Violin plot


A violin plot is a method of plotting numeric data. It is similar to a box plot, with the addition of a rotated kernel density plot on each side.
Violin plots are similar to box plots, except that they also show the probability density of the data at different values, usually smoothed by a kernel density estimator. Typically a violin plot will include all the data that is in a box plot: a marker for the median of the data; a box or marker indicating the interquartile range; and possibly all sample points, if the number of samples is not too high.
A violin plot is more informative than a plain box plot. While a box plot only shows summary statistics such as mean/median and interquartile ranges, the violin plot shows the full distribution of the data. The difference is particularly useful when the data distribution is multimodal. In this case a violin plot shows the presence of different peaks, their position and relative amplitude.

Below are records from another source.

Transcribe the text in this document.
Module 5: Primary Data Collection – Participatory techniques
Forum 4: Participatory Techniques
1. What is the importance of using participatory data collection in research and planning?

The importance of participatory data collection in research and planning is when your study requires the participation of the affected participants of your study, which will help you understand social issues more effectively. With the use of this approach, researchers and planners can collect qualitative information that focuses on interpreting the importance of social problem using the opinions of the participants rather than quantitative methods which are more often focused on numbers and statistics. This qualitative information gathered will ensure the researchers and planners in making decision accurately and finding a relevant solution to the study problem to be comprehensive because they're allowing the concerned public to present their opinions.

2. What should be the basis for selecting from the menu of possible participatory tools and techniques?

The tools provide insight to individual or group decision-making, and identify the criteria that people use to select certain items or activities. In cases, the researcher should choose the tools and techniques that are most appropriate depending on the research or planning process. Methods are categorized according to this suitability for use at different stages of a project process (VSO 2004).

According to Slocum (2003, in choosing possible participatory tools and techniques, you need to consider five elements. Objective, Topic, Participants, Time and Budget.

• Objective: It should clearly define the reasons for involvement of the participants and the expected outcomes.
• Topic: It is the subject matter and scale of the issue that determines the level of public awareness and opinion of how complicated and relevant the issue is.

Like box plots, violin plots are used to represent comparison of a variable distribution across different "categories".
A violin plot can have multiple layers. For instance, the outer shape represents all possible results. The next layer inside might represent the values that occur 95% of the time. The next layer inside might represents the values that occur 50% of the time.

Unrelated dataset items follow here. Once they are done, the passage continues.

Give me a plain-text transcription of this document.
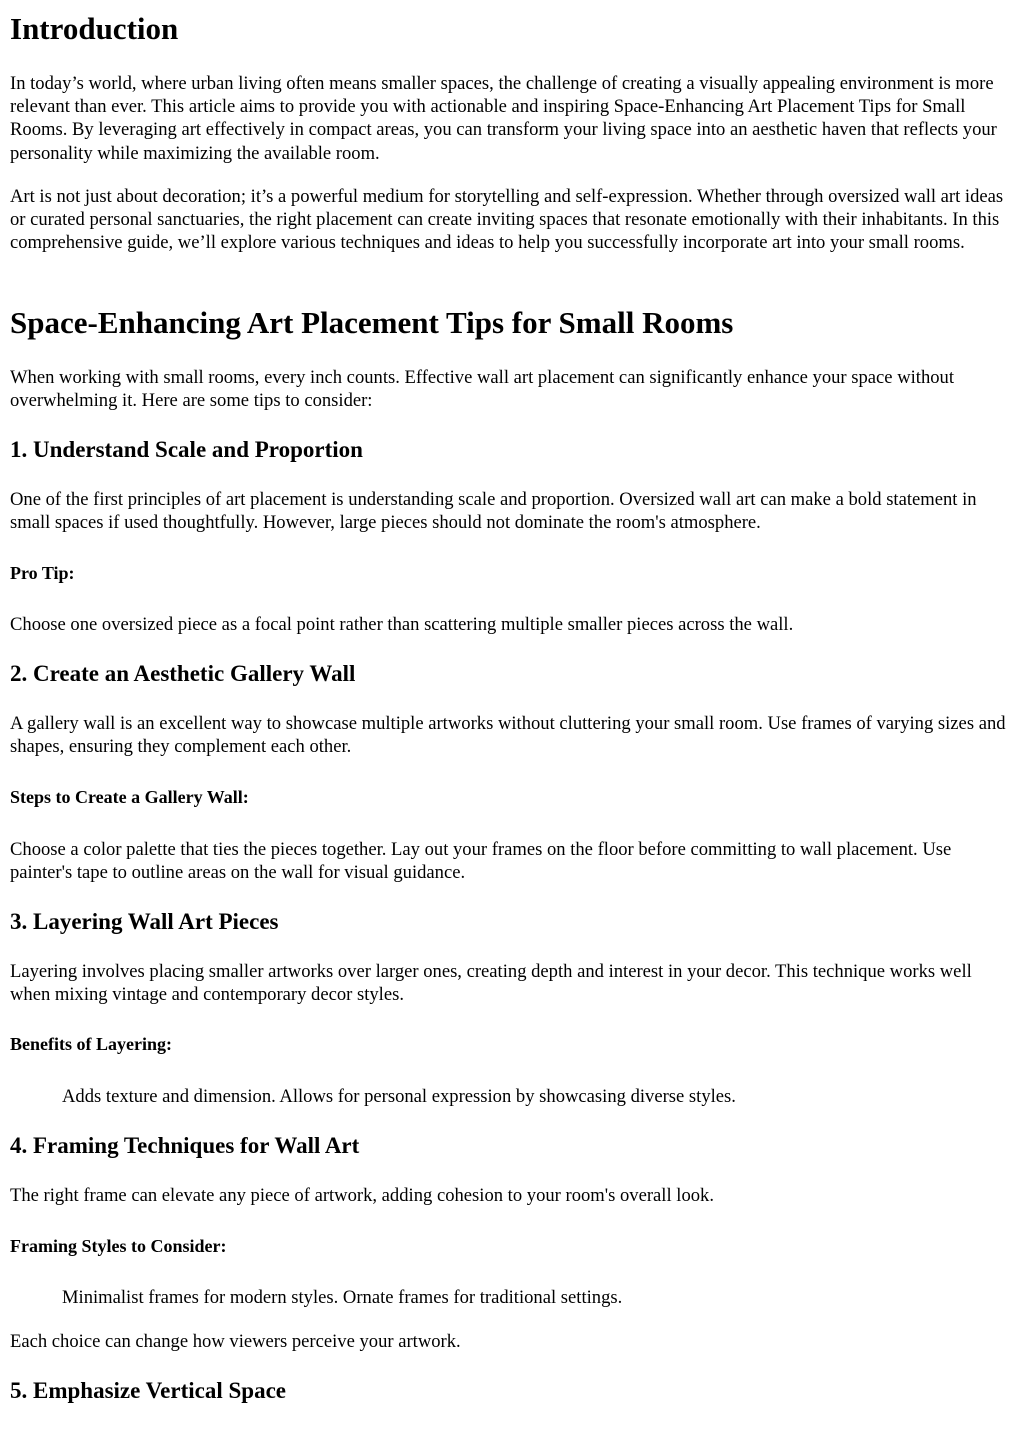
Introduction

In today’s world, where urban living often means smaller spaces, the challenge of creating a visually appealing environment is more relevant than ever. This article aims to provide you with actionable and inspiring Space-Enhancing Art Placement Tips for Small Rooms. By leveraging art effectively in compact areas, you can transform your living space into an aesthetic haven that reflects your personality while maximizing the available room.

Art is not just about decoration; it’s a powerful medium for storytelling and self-expression. Whether through oversized wall art ideas or curated personal sanctuaries, the right placement can create inviting spaces that resonate emotionally with their inhabitants. In this comprehensive guide, we’ll explore various techniques and ideas to help you successfully incorporate art into your small rooms.

Space-Enhancing Art Placement Tips for Small Rooms

When working with small rooms, every inch counts. Effective wall art placement can significantly enhance your space without overwhelming it. Here are some tips to consider:

1. Understand Scale and Proportion

One of the first principles of art placement is understanding scale and proportion. Oversized wall art can make a bold statement in small spaces if used thoughtfully. However, large pieces should not dominate the room's atmosphere.

Pro Tip:

Choose one oversized piece as a focal point rather than scattering multiple smaller pieces across the wall.

2. Create an Aesthetic Gallery Wall

A gallery wall is an excellent way to showcase multiple artworks without cluttering your small room. Use frames of varying sizes and shapes, ensuring they complement each other.

Steps to Create a Gallery Wall:

Choose a color palette that ties the pieces together. Lay out your frames on the floor before committing to wall placement. Use painter's tape to outline areas on the wall for visual guidance.

3. Layering Wall Art Pieces

Layering involves placing smaller artworks over larger ones, creating depth and interest in your decor. This technique works well when mixing vintage and contemporary decor styles.

Benefits of Layering:

Adds texture and dimension. Allows for personal expression by showcasing diverse styles.

4. Framing Techniques for Wall Art

The right frame can elevate any piece of artwork, adding cohesion to your room's overall look.

Framing Styles to Consider:

Minimalist frames for modern styles. Ornate frames for traditional settings.

Each choice can change how viewers perceive your artwork.

5. Emphasize Vertical Space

Although more informative than box plots, they are less popular. Because of their unpopularity, their meaning can be harder to grasp for many readers not familiar with the violin plot representation. In this case, a more accessible alternative can be plotting a series of stacked histograms or kernel density distributions.
Violin plots are available as extensions to a number of software packages, including the R packages vioplot, wvioplot, caroline, UsingR, lattice and ggplot2, the Stata add-on command vioplot, and the Python libraries matplotlib, Plotly, ROOT and Seaborn, a graph type in Origin, IGOR Pro and in Mathematica.